Legal Insight
April 2025
George Psarakis, LL.M. (mult.), PgCert
(republished from mononews.gr)
Summary: In recent years, the Independent Authority for Public Revenue (ΑΑΔΕ) frequently resorts to electronic seizures of bank accounts, suddenly freezing businesses’ liquidity. Although case law requires that taxpayers be given proper prior notice of the debt and a 30-day period before any enforcement measure is taken, this practice is often circumvented. The result is that the working capital of businesses can be unexpectedly “frozen,” thereby threatening their viability. It is crucial to establish a clear legal framework that balances the necessity of revenue collection with economic reality.
The Issue of Electronic Bank Account Seizures
For some years now, ΑΑΔΕ has had the power to electronically seize bank accounts. Within minutes—and with the assistance of “Teiresias S.A.”—all bank accounts of a business may be “frozen,” making it impossible to process payments to third parties, suppliers, the State, the national social security agency (EFKA), employees, landlords, etc. Thousands of electronic seizure notices are sent out daily by ΑΑΔΕ as part of this process.
Greek courts have held the following: in order for the ΑΑΔΕ to proceed with the seizure of a bank account, a 30-day period must first have elapsed following the taxpayer’s receipt of the individual notice (under Article 46 of the Code of Tax Procedure). Through this notice, the taxpayer is informed of the debt, the possibility of enforcement measures, and the possibility of settling the debt. Thus, while the ΑΑΔΕ may indeed proceed with enforcement measures, it must also give the taxpayer the opportunity either to challenge the relevant acts in court or to enter into a settlement (or submit a request via the out-of-court mechanism established by Law 4738/2020, etc.), if the taxpayer chooses to accept the audit findings.
Moreover, there is no real point in “taking the business by surprise” (which is often ΑΑΔΕ’s goal when making unexpected seizures), because—according to common sense—once a tax audit begins, if the business has substantial liquidity in its bank accounts, it could simply transfer those funds elsewhere or distribute them as profit (e.g., an interim dividend). The real problem arises in connection with current transactions and incoming payments. It is there that genuine “panic” can ensue once the business suddenly realizes its bank accounts are “frozen,” preventing any financial transactions from taking place.

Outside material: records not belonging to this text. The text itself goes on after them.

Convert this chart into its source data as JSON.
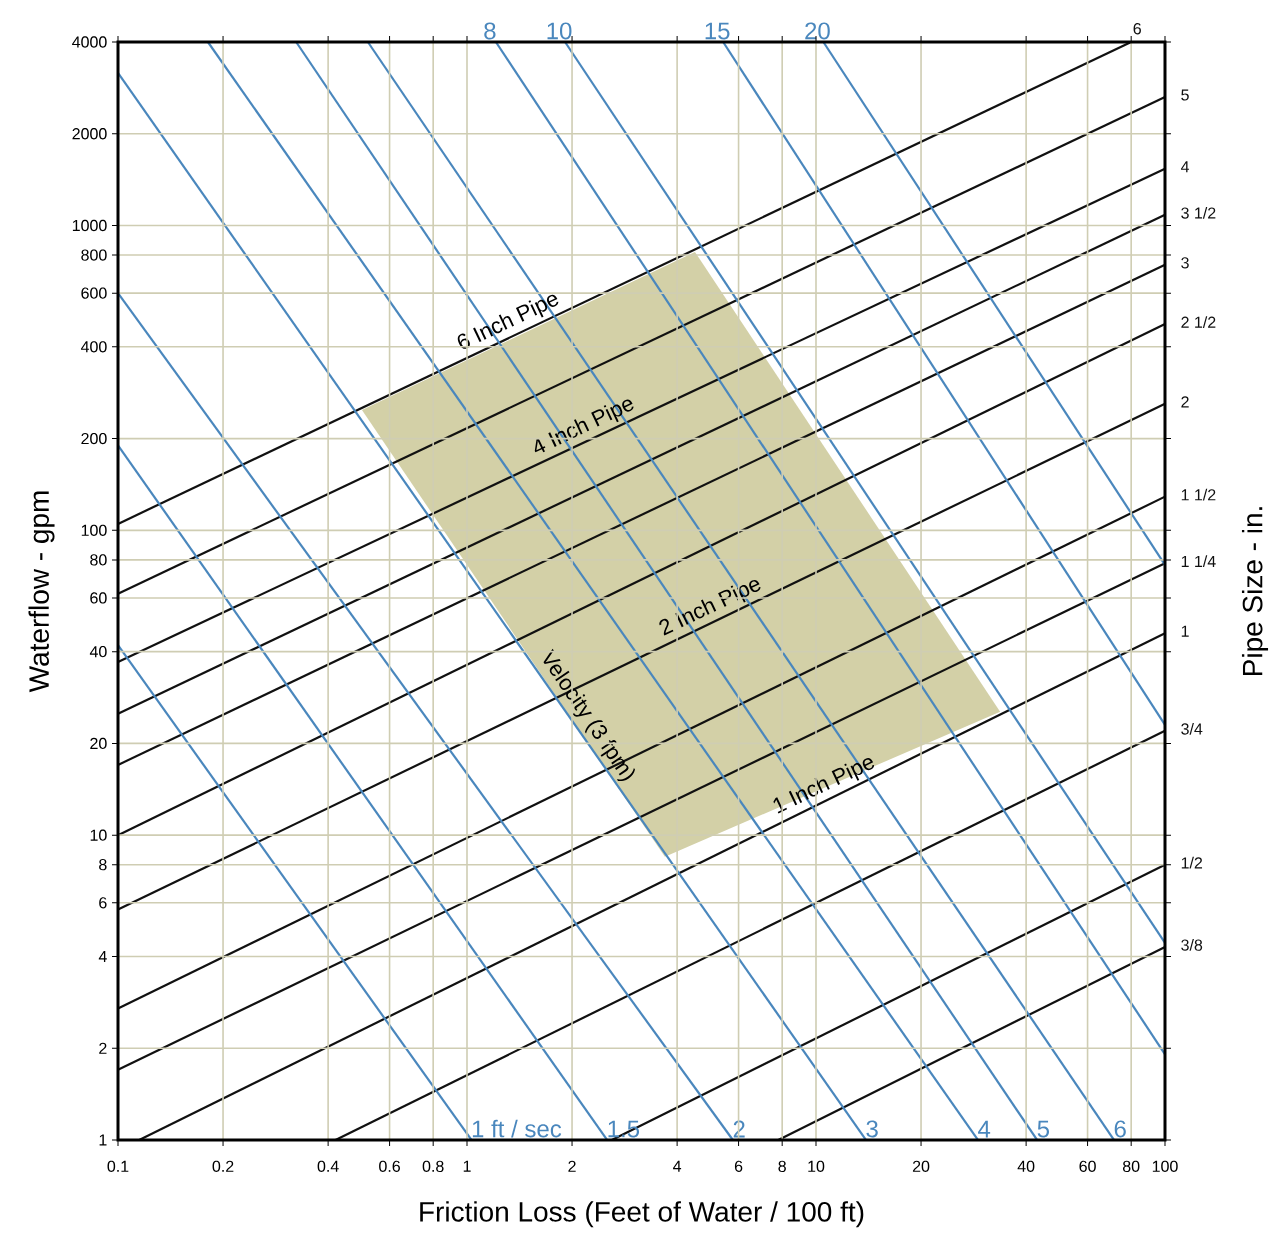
{
  "chart_data": {
    "type": "line",
    "log": "xy",
    "grid": true,
    "marker": "none",
    "line_style": "solid",
    "xlabel": "Friction Loss (Feet of Water / 100 ft)",
    "ylabel": "Waterflow - gpm",
    "y2label": "Pipe Size - in.",
    "xlim": [
      0.1,
      100
    ],
    "ylim": [
      1,
      4000
    ],
    "xticks": [
      0.1,
      0.2,
      0.4,
      0.6,
      0.8,
      1,
      2,
      4,
      6,
      8,
      10,
      20,
      40,
      60,
      80,
      100
    ],
    "yticks": [
      1,
      2,
      4,
      6,
      8,
      10,
      20,
      40,
      60,
      80,
      100,
      200,
      400,
      600,
      800,
      1000,
      2000,
      4000
    ],
    "series": [
      {
        "type": "area",
        "color": "#d3d0a7",
        "x": [
          0.5,
          4.5,
          33.7,
          3.69
        ],
        "values": [
          248,
          819,
          25.4,
          8.5
        ]
      },
      {
        "name": "6",
        "color": "#111111",
        "x": [
          0.1,
          80
        ],
        "values": [
          105,
          4000
        ]
      },
      {
        "name": "5",
        "color": "#111111",
        "x": [
          0.1,
          100
        ],
        "values": [
          62,
          2640
        ]
      },
      {
        "name": "4",
        "color": "#111111",
        "x": [
          0.1,
          100
        ],
        "values": [
          37,
          1535
        ]
      },
      {
        "name": "3 1/2",
        "color": "#111111",
        "x": [
          0.1,
          100
        ],
        "values": [
          25,
          1084
        ]
      },
      {
        "name": "3",
        "color": "#111111",
        "x": [
          0.1,
          100
        ],
        "values": [
          17,
          743
        ]
      },
      {
        "name": "2 1/2",
        "color": "#111111",
        "x": [
          0.1,
          100
        ],
        "values": [
          10,
          475
        ]
      },
      {
        "name": "2",
        "color": "#111111",
        "x": [
          0.1,
          100
        ],
        "values": [
          5.7,
          260
        ]
      },
      {
        "name": "1 1/2",
        "color": "#111111",
        "x": [
          0.1,
          100
        ],
        "values": [
          2.7,
          129
        ]
      },
      {
        "name": "1 1/4",
        "color": "#111111",
        "x": [
          0.1,
          100
        ],
        "values": [
          1.7,
          78
        ]
      },
      {
        "name": "1",
        "color": "#111111",
        "x": [
          0.115,
          100
        ],
        "values": [
          1,
          46
        ]
      },
      {
        "name": "3/4",
        "color": "#111111",
        "x": [
          0.42,
          100
        ],
        "values": [
          1,
          22
        ]
      },
      {
        "name": "1/2",
        "color": "#111111",
        "x": [
          2.6,
          100
        ],
        "values": [
          1,
          8
        ]
      },
      {
        "name": "3/8",
        "color": "#111111",
        "x": [
          7.8,
          100
        ],
        "values": [
          1,
          4.3
        ]
      },
      {
        "name": "1 ft / sec",
        "color": "#4a87bd",
        "x": [
          0.1,
          1.03
        ],
        "values": [
          42,
          1
        ]
      },
      {
        "name": "1.5",
        "color": "#4a87bd",
        "x": [
          0.1,
          2.52
        ],
        "values": [
          190,
          1
        ]
      },
      {
        "name": "2",
        "color": "#4a87bd",
        "x": [
          0.1,
          5.78
        ],
        "values": [
          600,
          1
        ]
      },
      {
        "name": "3",
        "color": "#4a87bd",
        "x": [
          0.1,
          13.9
        ],
        "values": [
          3170,
          1
        ]
      },
      {
        "name": "4",
        "color": "#4a87bd",
        "x": [
          0.181,
          29.1
        ],
        "values": [
          4000,
          1
        ]
      },
      {
        "name": "5",
        "color": "#4a87bd",
        "x": [
          0.324,
          43
        ],
        "values": [
          4000,
          1
        ]
      },
      {
        "name": "6",
        "color": "#4a87bd",
        "x": [
          0.52,
          71.4
        ],
        "values": [
          4000,
          1
        ]
      },
      {
        "name": "8",
        "color": "#4a87bd",
        "x": [
          1.21,
          100
        ],
        "values": [
          4000,
          1.91
        ]
      },
      {
        "name": "10",
        "color": "#4a87bd",
        "x": [
          1.91,
          100
        ],
        "values": [
          4000,
          4.43
        ]
      },
      {
        "name": "15",
        "color": "#4a87bd",
        "x": [
          5.42,
          100
        ],
        "values": [
          4000,
          23
        ]
      },
      {
        "name": "20",
        "color": "#4a87bd",
        "x": [
          10.5,
          100
        ],
        "values": [
          4000,
          77
        ]
      }
    ],
    "annotations": [
      {
        "text": "6 Inch Pipe",
        "x": 1.37,
        "y": 437
      },
      {
        "text": "4 Inch Pipe",
        "x": 2.25,
        "y": 198
      },
      {
        "text": "2 Inch Pipe",
        "x": 5.2,
        "y": 50.7
      },
      {
        "text": "1 Inch Pipe",
        "x": 11,
        "y": 13.2
      },
      {
        "text": "Velocity (3 fpm)",
        "x": 2.04,
        "y": 23
      }
    ]
  }
}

Consequences of Bank Account Seizures for a Business
Liquidity and Operations: A seizure can wipe out a company’s available cash reserves overnight. Accounts used for paying salaries, suppliers, rent, taxes, etc. are “frozen.” This can paralyze the company’s operations: employees may go unpaid, checks may bounce due to insufficient funds, and the company may be unable to purchase raw materials. Seizures can even lead to breaches of contract and a domino effect (e.g., inability to fulfill an order because of unpaid suppliers, and so on).
Reputation and Credibility: When a company is subject to this type of freeze, partners may become aware (for example, when checks are returned, or when partnering banks become alarmed). This damages the company’s credit profile. As a result, credit lines may be canceled or reduced, and insurers may lower credit insurance limits.
Consequently, such aggressive collection tactics by the ΑΑΔΕ can prove shortsighted. If the seizure results in the company’s bankruptcy (i.e., a cessation of payments), the State may permanently lose the ability to collect in the future (as the company might no longer be able to recover and repay). Moreover, jobs are lost, as are social security contributions, etc.
The Council of State’s Position
The Council of State (ΣτΕ) has ruled that the seizure of bank accounts without prior service of the actual seizure document is permissible only if the debtor has previously been notified of the initial individual notice regarding the debt (see Council of State Decision No. 2080/2014). In that decision, the Court states:
“Within this framework, a debtor to the State, against whom the debt has already been ascertained in the broad sense [i.e., the amount owed has been established], and who may ordinarily challenge that debt in court through legal proceedings, is informed—via service of the tax office’s record of the debt or of the individual notice, whose legality may also be challenged in court—that a valid title now exists against him (in the strict sense of the established debt) and that he is formally considered a debtor. Obviously, without this notification, no valid further procedure can take place (see Council of State Decisions Nos. 1566/2012, 4417/2011).”
Practically speaking, this means that if ΑΑΔΕ fails to serve the individual notice on the debtor, any subsequent seizure can be annulled by a court. In short, that first notice is a fundamental step in the procedure: it provides the legal basis for enforcement and informs the debtor of his or her alternatives.
Despite the courts’ repeated rulings—and despite numerous judgments confirming that it is mandatory for ΑΑΔΕ to follow the proper notification procedure (see, for example, a relevant statement issued by the Athens Court of First Instance on 19/10/2020 referencing many decisions and entitled, “Annulments of Seizures Due to Failure by the Greek State and EFKA to Prove That the Individual Notice Was Served on the Debtor”)—ΑΑΔΕ often does exactly the opposite: it freezes bank accounts immediately after a tax audit is concluded.